A tripla jornada de trabalho vivenciada pelas mulheres, que reúne trabalho remunerado, tarefas
domésticas e cuidados familiares, permanece como um importante fator de adoecimento
emocional e sobrecarga. Essa condição se agrava devido a fatores socioculturais e históricos
que reforçam desigualdades de gênero e naturalizam a centralidade feminina no cuidado. Diante
desse cenário, o estudo teve como objetivo analisar como a tripla jornada de trabalho afeta a
saúde mental das mulheres. Para isso, realizou-se uma revisão sistemática bibliográfica nas
bases SciELO, LILACS, PubMed e Periódicos CAPES, utilizando descritores relacionados à
saúde mental, jornada de trabalho feminina e sobrecarga.

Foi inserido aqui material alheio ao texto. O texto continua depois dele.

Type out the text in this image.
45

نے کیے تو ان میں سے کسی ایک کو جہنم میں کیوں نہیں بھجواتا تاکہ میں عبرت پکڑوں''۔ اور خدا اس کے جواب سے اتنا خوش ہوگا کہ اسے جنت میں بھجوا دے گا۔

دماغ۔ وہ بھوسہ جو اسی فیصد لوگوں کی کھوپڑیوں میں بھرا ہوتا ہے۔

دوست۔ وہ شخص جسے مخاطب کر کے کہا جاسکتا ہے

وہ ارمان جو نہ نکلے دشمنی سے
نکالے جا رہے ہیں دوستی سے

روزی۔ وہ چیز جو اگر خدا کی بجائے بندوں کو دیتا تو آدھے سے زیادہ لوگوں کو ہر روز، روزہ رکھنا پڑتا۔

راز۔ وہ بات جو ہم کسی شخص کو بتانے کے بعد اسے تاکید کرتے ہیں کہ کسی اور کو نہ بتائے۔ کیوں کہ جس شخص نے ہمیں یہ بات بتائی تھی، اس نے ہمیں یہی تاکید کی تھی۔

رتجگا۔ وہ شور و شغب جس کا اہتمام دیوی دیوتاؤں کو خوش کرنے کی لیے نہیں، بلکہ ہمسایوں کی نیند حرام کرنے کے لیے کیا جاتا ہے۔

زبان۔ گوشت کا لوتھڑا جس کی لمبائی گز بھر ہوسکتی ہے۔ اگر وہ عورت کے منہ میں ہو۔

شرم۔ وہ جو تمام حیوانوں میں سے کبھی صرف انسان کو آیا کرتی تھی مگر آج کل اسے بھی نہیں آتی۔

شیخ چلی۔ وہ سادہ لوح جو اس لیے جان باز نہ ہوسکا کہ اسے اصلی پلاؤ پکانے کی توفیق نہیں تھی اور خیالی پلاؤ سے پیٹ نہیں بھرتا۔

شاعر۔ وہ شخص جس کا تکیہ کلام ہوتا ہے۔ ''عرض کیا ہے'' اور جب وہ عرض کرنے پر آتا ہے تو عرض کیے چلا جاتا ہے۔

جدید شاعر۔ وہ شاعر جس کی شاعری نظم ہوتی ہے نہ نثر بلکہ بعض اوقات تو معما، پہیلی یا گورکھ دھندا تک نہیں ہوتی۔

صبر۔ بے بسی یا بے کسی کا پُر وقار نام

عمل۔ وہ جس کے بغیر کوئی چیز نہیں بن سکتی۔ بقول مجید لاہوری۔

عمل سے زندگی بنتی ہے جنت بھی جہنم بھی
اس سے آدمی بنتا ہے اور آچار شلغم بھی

Os resultados evidenciaram que a
tripla jornada está associada ao aumento de sintomas ansiosos, fadiga emocional, estresse,
sinais de burnout e maior vulnerabilidade depressiva. Os estudos destacaram que a
desigualdade na divisão do trabalho doméstico, a precarização laboral e a falta de suporte
institucional são elementos que intensificam o sofrimento mental feminino. Observou-se
também que o acúmulo de papéis compromete o bem-estar, a produtividade e a qualidade de
vida. Concluiu-se que o adoecimento mental não decorre apenas da atividade laboral, mas da
soma das responsabilidades que recaem sobre o gênero feminino, reforçadas por fatores sociais,
culturais e econômicos. Assim, torna-se urgente o desenvolvimento de políticas públicas e
práticas institucionais que promovam equidade e reduzam a sobrecarga feminina, além da
necessidade de novas pesquisas que ampliem o debate sobre o tema.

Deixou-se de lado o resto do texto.